By Brendan Pierson
(Reuters) – Facebook (NASDAQ:) parent company Meta must face lawsuits by U.S. states accusing it of encouraging social media addiction among teens, a federal judge in California ruled on Tuesday.
Oakland-based U.S. District Judge Yvonne Gonzalez Rogers (NYSE:) rejected Meta’s bid to toss the claims made by the states in two separate lawsuits filed last year, one including more than 30 states and the other including only Florida.
The company had argued that federal law blocked some of the claims and that the states failed to point to misleading statements that it had made.
The judge put some limits on the claims that the states – numbering more than 30 in all – could pursue, but allowed the case to go forward largely intact. The judge also rejected the social media company’s motion to dismiss some claims over social media addiction brought by individual plaintiffs.
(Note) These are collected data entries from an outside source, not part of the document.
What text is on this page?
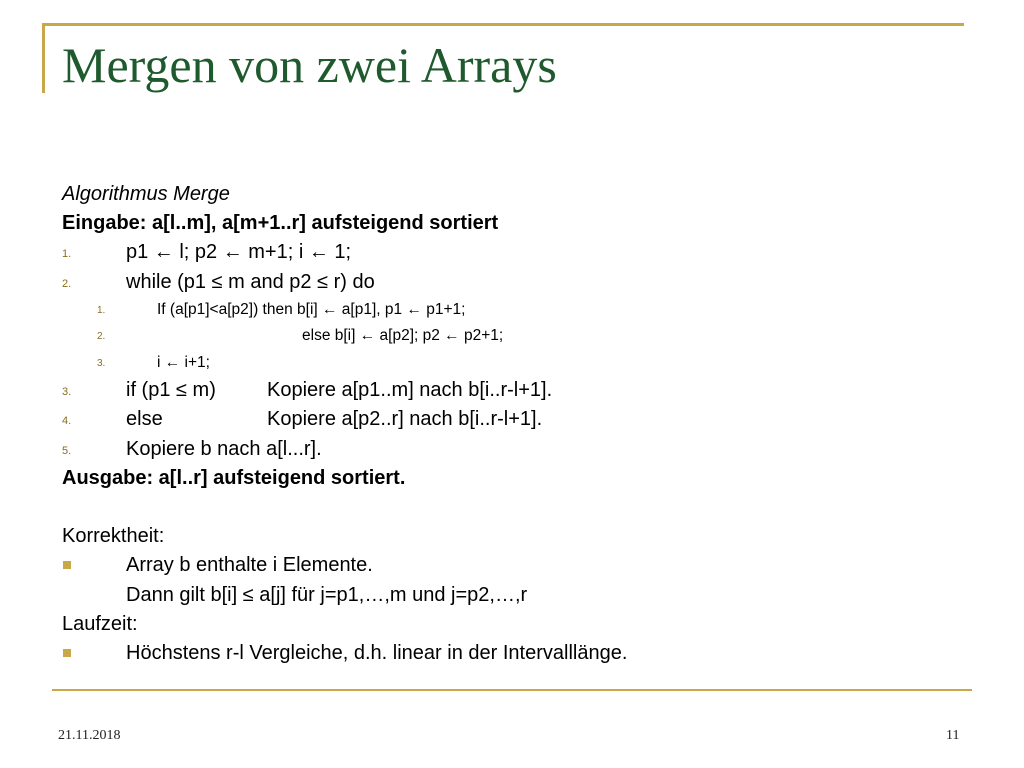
Mergen von zwei Arrays
Algorithmus Merge
Eingabe: a[l..m], a[m+1..r] aufsteigend sortiert
1.	p1 ← l; p2 ← m+1; i ← 1;
2.	while (p1 ≤ m and p2 ≤ r) do
1.	If (a[p1]<a[p2]) then b[i] ← a[p1], p1 ← p1+1;
2.	else b[i] ← a[p2]; p2 ← p2+1;
3.	i ← i+1;
3.	if (p1 ≤ m)	Kopiere a[p1..m] nach b[i..r-l+1].
4.	else	Kopiere a[p2..r] nach b[i..r-l+1].
5.	Kopiere b nach a[l...r].
Ausgabe: a[l..r] aufsteigend sortiert.
Korrektheit:
Array b enthalte i Elemente.
Dann gilt b[i] ≤ a[j] für j=p1,…,m und j=p2,…,r
Laufzeit:
Höchstens r-l Vergleiche, d.h. linear in der Intervalllänge.
21.11.2018	11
The states are asking the court for injunctions against Meta’s allegedly illegal business practices and are seeking unspecified monetary damages.
Meta did not immediately respond to a request for comment.
Hundreds of lawsuits have been filed by various plaintiffs against Meta, ByteDance’s TikTok and Alphabet (NASDAQ:)’s YouTube, accusing the companies of designing addictive algorithms that led to anxiety, depression and body-image issues among adolescents, and failing to warn of their risks.